[Waverley by Sir Walter Scott]@TWC D-Link bookWaverley CHAPTER XXII 7/11
After a broken cataract of about twenty feet, the stream was received in a large natural basin filled to the brim with water, which, where the bubbles of the fall subsided, was so exquisitely clear, that, although it was of great depth, the eye could discern each pebble at the bottom.
Eddying round this reservoir, the brook found its way over a broken part of the ledge, and formed a second fall, which seemed to seek the very abyss; then, wheeling out beneath from among the smooth dark rocks, which it had polished for ages, it wandered murmuring down the glen, forming the stream up which Waverley had just ascended.
[See Note 20.] The borders of this romantic reservoir corresponded in beauty; but it was beauty of a stern and commanding cast, as if in the act of expanding into grandeur.

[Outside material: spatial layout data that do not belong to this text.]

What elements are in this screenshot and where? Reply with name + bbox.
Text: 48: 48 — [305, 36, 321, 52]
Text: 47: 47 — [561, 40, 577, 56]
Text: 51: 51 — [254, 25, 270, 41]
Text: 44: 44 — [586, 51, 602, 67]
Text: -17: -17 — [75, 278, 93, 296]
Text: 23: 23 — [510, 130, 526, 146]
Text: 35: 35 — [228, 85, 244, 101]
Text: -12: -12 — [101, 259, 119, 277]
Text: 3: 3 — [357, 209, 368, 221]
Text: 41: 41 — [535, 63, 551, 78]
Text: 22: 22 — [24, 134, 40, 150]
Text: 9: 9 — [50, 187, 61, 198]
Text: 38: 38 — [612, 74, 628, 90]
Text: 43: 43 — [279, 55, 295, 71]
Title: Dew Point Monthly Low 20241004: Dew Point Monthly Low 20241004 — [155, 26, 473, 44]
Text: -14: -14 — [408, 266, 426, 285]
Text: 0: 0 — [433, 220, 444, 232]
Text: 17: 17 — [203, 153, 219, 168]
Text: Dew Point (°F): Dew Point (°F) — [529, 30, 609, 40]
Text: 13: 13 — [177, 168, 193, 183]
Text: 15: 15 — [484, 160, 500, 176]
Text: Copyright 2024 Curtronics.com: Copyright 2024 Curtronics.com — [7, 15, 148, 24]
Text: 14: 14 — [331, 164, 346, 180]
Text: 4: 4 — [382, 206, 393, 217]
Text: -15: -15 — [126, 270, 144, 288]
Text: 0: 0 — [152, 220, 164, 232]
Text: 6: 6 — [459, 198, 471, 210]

Mossy banks of turf were broken and interrupted by huge fragments of rock, and decorated with trees and shrubs, some of which had been planted under the direction of Flora, but so cautiously, that they added to the grace, without diminishing the romantic wildness of the scene. Here, like one of those lovely forms which decorate the landscapes of Poussin, Waverley found Flora, gazing on the waterfall.
Two paces further back stood Cathleen, holding a small Scottish harp, the use of which had been taught to Flora by Rory Dall, one of the last harpers of the Western Highlands.